An MBA institute ISBM-G affiliated to Dibrugarh University offering courses for MBA, BBA, and BCA. There was also a Tata Institute of Social Science (TISS) Branch in Uzan Bazar recently opened in 2013 imparting social science knowledge to interested students from all over the country. The TISS branch has now been shifted to Jalukbari, Guwahati as it is the Permanent Campus.

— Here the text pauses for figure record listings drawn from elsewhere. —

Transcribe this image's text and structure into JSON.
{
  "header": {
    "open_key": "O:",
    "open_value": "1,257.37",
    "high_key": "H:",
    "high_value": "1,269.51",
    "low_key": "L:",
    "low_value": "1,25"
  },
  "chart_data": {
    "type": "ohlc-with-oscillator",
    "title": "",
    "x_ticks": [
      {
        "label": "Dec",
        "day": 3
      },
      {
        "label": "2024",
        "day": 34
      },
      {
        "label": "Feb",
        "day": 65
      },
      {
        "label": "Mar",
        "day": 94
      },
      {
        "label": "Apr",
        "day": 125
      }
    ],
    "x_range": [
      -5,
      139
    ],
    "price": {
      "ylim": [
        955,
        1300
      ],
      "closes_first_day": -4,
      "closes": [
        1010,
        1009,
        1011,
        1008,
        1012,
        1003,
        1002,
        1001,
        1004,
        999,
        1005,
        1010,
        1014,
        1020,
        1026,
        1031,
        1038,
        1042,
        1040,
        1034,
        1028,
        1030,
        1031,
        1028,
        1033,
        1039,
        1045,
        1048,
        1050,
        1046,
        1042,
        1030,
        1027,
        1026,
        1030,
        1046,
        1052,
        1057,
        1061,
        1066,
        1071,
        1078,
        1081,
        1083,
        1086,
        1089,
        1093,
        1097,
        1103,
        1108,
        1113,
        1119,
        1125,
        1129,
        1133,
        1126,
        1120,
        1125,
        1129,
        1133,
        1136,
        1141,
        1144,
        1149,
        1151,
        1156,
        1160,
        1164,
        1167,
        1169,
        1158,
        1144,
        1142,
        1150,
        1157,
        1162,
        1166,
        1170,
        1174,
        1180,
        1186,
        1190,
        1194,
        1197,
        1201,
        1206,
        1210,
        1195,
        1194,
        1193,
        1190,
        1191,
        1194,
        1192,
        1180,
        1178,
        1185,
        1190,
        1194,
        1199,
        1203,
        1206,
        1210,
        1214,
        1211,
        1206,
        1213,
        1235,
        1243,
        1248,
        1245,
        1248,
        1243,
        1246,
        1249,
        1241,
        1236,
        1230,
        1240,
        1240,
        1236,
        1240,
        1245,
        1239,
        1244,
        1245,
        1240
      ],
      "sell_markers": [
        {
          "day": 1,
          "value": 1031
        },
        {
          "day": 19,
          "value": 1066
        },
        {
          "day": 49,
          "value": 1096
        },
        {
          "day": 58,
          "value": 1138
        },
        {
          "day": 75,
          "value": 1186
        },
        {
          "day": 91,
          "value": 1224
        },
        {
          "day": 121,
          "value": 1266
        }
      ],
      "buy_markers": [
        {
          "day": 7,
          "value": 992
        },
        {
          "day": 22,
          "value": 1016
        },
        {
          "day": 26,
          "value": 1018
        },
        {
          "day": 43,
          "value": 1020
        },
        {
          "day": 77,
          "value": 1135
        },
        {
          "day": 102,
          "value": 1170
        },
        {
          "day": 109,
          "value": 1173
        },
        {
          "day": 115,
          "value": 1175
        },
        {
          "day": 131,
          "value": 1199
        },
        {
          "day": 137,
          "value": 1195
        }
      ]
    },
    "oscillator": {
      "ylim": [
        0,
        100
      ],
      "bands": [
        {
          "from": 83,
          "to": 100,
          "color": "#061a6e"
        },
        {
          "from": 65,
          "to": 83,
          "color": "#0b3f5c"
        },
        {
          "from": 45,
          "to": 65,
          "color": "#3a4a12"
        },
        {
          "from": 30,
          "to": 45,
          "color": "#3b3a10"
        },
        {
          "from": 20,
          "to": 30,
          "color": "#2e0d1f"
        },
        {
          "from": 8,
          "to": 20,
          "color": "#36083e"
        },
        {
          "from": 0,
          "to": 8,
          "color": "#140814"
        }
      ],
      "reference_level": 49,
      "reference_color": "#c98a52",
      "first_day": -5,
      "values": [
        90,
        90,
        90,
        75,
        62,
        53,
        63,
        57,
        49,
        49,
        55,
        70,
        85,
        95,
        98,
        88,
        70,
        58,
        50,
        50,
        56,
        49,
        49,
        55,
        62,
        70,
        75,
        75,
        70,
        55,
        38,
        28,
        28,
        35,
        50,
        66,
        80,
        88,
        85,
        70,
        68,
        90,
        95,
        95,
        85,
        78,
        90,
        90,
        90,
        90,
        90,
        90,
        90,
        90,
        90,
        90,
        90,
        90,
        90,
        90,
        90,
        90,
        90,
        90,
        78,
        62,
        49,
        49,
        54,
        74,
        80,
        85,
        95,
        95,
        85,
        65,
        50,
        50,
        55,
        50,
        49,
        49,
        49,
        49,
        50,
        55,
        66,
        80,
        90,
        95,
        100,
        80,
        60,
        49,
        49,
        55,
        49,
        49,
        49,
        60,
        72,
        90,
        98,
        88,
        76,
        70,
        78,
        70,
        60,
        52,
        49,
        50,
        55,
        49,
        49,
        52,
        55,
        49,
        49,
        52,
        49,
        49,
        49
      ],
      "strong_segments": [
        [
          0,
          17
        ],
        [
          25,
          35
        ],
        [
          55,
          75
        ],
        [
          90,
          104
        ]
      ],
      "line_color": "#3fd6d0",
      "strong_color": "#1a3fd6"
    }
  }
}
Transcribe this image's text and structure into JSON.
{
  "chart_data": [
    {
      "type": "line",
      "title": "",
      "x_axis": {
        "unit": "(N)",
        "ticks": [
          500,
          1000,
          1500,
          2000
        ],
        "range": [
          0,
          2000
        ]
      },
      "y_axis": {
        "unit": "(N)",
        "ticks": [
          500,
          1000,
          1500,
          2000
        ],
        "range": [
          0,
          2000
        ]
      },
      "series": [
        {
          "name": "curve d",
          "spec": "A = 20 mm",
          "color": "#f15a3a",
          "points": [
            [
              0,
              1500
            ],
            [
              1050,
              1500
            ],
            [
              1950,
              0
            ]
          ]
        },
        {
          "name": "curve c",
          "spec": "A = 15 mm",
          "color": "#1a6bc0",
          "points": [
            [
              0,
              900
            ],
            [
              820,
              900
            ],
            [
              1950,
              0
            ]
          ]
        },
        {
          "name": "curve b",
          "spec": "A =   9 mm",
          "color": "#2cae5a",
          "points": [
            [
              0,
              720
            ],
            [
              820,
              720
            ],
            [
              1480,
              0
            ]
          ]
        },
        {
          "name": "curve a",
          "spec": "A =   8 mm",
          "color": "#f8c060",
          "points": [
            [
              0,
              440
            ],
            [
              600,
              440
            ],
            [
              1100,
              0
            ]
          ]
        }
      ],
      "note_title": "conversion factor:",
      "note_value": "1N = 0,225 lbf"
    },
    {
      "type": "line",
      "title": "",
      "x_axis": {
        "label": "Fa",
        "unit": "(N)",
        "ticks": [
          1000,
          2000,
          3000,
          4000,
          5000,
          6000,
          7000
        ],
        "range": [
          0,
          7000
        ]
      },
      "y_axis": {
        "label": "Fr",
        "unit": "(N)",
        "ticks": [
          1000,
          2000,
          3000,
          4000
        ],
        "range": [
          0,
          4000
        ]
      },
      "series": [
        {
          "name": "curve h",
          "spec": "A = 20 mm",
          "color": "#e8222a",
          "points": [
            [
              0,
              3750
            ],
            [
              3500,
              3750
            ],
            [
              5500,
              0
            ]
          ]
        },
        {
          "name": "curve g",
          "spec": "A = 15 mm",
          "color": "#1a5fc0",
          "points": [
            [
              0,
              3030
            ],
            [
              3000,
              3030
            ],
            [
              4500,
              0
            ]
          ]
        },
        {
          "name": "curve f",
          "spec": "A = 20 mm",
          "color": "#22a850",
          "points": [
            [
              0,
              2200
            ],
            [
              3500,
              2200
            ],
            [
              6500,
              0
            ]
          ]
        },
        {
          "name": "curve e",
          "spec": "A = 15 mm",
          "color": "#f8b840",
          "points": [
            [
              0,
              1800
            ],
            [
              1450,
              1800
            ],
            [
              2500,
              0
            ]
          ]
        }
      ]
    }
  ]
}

Innumerable scholars and artists settled and lived their lives in this area, and hence, Uzan Bazar is often regarded as the heart of Guwahati.

Accommodation
Nearby hotels are Hotel Brahmaputra Ashok, Hotel Blue Moon and Hotel Belle Vue.

Transportation
Uzan Bazar's postal code is 781001 and Lamb Road, M.C. Road, F.C. Road and M.G.Road are nearby city roads. The area is well connected with the rest of the city through the city buses, auto-rickshaws, cycle rickshaws, Trekkers-shared taxi service and other modes of transportation.